Abnehmen: Hormone machen doch nicht satt

Jetzt hilft wohl doch nur noch, den Gürtel enger zu schnallen

Von wegen Hunger mit Hormonen bekämpfen. Der körpereigene Appetitzügler PYY eignet sich doch nicht zum Abnehmen, wie neue Studien belegen

Klingt wie der Königsweg zur Idealfigur: Abnehmen mit einem körpereigenen Hormon, das als Appetitzügler den Körper in seine Hungerschranken weist.
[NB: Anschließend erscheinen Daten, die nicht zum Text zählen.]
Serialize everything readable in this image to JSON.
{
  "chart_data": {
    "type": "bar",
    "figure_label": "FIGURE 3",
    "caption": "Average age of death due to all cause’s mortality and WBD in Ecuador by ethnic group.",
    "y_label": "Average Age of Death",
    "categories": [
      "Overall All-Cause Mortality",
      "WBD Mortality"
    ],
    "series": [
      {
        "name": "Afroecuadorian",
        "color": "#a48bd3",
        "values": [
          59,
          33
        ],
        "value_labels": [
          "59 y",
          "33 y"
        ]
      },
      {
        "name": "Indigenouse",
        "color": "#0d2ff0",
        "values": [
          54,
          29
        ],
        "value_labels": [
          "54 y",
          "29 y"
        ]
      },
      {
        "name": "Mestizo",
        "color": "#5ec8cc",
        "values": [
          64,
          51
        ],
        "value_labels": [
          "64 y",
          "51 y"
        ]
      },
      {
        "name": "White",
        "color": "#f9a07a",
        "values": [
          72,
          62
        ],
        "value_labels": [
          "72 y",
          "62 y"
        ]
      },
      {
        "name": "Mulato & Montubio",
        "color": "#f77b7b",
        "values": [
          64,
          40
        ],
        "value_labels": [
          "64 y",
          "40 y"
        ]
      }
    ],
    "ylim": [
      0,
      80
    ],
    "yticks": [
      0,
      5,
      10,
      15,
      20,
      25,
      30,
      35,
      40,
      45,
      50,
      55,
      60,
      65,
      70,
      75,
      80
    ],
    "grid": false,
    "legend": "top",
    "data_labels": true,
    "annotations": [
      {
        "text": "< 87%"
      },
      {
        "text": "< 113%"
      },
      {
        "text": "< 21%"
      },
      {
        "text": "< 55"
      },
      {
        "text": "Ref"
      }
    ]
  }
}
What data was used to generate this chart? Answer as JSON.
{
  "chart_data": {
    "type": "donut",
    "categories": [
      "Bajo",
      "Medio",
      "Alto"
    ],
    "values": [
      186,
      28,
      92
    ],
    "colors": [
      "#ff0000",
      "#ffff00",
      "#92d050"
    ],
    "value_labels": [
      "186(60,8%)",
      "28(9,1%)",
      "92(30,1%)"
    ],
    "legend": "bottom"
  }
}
Vor zwei Jahren berichteten Teams um den Briten Steven Bloom vom Londoner Imperial College über eine solche Entdeckung: das Hormon PYY, das im Darm gebildet wird und dem Gehirn ein Sättigungsgefühl vermittelt. Mit zusätzlichen PYY-Injektionen in den Darm erreichten die Teams, dass Labornagetiere 30 Prozent weniger zu sich nahmen. Nachfolgestudien der Forscher zeigten den Effekt auch bei normal- und übergewichtigen Menschen.

Jetzt zweifeln zwölf internationale Forschergruppen die Wirkung von PYY an. Auf einer Wissenschaftspressekonferenz erläuterten die Kritiker ihre Argumente: Die Forschergruppen hatten versucht, die Versuche von Bloom nachzuvollziehen, und waren allesamt gescheitert.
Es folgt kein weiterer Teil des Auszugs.